How to Store and Reheat Aloo Gobi
Aloo Gobi keeps well in the fridge in an airtight container for 3-4 days. I wouldn’t recommend freezing it as I find the cubed potatoes lose taste and texture after being thawed.
More Vegan and Vegetarian curry recipes:
- Chana Masala – (Authentic Chickpea Curry)
- Aloo Palak (Spinach & Potato Curry)
- Zucchini/Courgette Curry (Toriyan)
- Okra Curry (Bhindi)
- Smoked Eggplant Curry (Baingan Bharta)
Tried this recipe? If you have a minute, please consider leaving a comment & star rating below and telling me how it was! If you’re on Instagram, please tag me so I can see your creations. I truly love hearing from you! Thank you!
Cauliflower and Potato Curry (Aloo Gobi Recipe)

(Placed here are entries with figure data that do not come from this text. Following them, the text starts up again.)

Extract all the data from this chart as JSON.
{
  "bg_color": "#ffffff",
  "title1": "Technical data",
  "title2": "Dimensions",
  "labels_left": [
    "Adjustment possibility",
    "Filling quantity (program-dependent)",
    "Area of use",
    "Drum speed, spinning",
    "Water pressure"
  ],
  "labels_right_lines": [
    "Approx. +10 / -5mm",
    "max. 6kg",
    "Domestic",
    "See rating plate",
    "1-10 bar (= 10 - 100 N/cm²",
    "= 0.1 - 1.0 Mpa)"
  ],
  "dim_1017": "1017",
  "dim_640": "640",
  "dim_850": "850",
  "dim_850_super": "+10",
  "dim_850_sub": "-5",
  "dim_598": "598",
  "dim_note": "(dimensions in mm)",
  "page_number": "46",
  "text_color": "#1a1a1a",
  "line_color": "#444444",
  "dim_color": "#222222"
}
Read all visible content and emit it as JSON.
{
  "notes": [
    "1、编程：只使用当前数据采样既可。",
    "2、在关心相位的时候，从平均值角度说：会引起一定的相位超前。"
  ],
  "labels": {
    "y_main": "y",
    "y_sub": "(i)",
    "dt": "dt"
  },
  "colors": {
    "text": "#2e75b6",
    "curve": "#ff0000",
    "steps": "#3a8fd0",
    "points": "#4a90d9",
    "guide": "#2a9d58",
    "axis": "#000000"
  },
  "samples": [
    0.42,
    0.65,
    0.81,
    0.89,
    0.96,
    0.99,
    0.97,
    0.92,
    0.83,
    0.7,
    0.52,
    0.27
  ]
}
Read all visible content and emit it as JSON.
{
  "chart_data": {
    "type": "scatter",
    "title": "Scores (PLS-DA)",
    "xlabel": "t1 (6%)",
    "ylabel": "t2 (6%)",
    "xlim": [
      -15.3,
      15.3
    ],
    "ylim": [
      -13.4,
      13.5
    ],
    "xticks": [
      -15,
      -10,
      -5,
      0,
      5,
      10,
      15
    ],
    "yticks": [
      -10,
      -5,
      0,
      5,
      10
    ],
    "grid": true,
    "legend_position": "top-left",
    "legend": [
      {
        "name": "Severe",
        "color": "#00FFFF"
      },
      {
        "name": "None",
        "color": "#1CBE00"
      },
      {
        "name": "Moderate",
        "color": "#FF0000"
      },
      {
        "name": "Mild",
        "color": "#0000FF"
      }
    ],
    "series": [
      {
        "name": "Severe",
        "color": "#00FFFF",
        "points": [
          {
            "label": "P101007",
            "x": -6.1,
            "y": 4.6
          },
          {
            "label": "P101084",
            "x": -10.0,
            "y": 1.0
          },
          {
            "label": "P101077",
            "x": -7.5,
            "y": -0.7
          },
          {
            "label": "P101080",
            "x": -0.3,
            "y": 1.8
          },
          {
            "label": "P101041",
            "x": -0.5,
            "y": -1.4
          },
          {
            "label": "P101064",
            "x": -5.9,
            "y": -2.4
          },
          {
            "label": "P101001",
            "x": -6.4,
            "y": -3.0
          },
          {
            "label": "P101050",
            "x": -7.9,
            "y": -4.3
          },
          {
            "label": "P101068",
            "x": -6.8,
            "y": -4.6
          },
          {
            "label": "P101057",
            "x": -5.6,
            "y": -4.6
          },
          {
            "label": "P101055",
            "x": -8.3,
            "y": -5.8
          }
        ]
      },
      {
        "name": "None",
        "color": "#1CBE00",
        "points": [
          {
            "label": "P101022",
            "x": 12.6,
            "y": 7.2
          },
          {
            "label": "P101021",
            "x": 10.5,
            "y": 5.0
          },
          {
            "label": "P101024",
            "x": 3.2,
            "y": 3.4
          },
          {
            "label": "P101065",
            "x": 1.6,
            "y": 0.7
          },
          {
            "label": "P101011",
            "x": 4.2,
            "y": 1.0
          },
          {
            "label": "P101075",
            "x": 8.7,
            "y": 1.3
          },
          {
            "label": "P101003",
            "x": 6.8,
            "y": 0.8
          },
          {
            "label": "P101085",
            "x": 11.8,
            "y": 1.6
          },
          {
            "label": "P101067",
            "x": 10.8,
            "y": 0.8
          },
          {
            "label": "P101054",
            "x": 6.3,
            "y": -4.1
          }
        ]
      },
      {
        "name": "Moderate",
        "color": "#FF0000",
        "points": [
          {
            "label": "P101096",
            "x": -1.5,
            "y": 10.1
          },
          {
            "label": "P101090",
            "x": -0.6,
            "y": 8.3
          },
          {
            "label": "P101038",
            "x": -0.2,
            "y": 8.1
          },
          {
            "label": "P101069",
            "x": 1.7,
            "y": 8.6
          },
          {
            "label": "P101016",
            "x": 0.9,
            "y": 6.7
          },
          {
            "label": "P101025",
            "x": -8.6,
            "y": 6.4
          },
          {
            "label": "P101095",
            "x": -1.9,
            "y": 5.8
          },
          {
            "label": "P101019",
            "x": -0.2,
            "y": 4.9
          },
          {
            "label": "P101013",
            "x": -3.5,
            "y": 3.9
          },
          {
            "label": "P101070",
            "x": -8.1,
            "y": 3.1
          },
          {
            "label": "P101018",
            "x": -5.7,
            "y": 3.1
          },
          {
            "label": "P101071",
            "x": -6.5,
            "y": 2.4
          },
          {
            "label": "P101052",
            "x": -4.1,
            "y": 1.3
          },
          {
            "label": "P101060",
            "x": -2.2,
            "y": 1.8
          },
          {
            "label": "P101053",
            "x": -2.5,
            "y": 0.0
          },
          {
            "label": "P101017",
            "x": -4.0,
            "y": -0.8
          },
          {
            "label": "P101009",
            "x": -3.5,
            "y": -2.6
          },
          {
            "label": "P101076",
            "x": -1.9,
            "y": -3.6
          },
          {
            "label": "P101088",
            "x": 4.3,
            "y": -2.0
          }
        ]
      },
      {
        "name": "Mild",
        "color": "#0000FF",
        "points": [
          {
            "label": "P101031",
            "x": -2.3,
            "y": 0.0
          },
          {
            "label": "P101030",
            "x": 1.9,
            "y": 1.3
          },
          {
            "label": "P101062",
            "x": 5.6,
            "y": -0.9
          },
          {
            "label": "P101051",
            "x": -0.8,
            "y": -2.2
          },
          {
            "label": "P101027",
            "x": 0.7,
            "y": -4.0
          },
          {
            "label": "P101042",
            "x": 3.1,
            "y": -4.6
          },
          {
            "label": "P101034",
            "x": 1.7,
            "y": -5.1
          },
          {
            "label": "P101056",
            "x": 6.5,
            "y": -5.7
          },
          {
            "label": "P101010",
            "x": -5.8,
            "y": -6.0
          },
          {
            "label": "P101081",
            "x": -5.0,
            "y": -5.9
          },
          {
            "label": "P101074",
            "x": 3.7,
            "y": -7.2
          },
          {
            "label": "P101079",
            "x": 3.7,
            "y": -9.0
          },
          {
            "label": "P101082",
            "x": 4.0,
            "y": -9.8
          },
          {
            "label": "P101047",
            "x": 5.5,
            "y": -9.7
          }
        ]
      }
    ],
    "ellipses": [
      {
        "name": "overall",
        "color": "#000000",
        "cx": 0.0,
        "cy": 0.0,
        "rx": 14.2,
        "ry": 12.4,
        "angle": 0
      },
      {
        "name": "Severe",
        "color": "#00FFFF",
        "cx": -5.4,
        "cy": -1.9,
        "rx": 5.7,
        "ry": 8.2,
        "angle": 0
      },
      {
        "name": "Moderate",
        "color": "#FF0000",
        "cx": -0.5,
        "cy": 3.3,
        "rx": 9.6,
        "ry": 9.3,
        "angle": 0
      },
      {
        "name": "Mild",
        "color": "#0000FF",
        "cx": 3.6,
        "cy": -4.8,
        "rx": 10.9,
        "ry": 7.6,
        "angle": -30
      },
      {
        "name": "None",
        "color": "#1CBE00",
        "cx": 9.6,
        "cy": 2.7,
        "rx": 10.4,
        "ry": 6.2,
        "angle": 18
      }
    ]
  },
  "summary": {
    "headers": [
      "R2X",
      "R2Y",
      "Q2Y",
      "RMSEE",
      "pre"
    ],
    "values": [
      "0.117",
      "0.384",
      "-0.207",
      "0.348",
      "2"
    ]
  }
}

- 1/4 cup grapeseed or other neutral oil
- 1 tsp cumin seeds
- 1 (~220-240 g) medium yellow onion, finely chopped
- 5 garlic cloves, crushed
- 3/4-1 inch piece ginger, crushed
- 2-3 (~300 g) small tomatoes (depending on how strong you want the tomato flavor), finely chopped
- 2 tsp coriander powder
- 1 tsp cumin powder
- 1/2 tsp turmeric powder
- 1/4-1/2 tsp red chili powder, or to taste
- 1/4 tsp ground black pepper
- 1 1/4 tsp salt
- 1 small (~1 lb chopped) head of cauliflower, cut into small florets with excess stems sliced
- 2 small (~350 g) russet potatoes, peeled and cut into 1/2-inch cubes, and placed in a bowl of water to prevent browning
- 1 small green chili pepper, sliced or chopped
- 1/2 tsp garam masala
- 1/2-1 tsp soy sauce (regular, GF soy sauce, or tamari), optional
- 1 tsp lemon or lime juice, plus more to taste
- 2 tbsp chopped cilantro leaves
- large non-stick or heavy-bottomed pot with lid
- Heat oil in a non-stick pan or heavy-bottomed pot over medium-high heat. Add the cumin seeds and let them sizzle for a few seconds. Add the chopped onion and sauté, stirring frequently, until it turns golden (~6-7 min).
- Add the garlic and ginger and sauté until the raw smell disappears, about 30 seconds. Add the tomatoes, spice powders (coriander, cumin, turmeric, red chili, black pepper) and salt. Cook until the tomatoes are soft and the oil begins to separate from them (~4-5 min). If needed, deglaze the pan with 2 tbsp of water to help the tomatoes.
- Add the potatoes, cauliflower, and green chili pepper. Sauté for about 5 minutes, until softened.
- Turn the heat down to low-medium, cover, and let cook for about 25 minutes, stirring once or twice in between. (See Note 1)
- When the vegetables are completely tender (there should be little resistance when you break the potato) and all the moisture is gone (See Note 2), turn off the heat.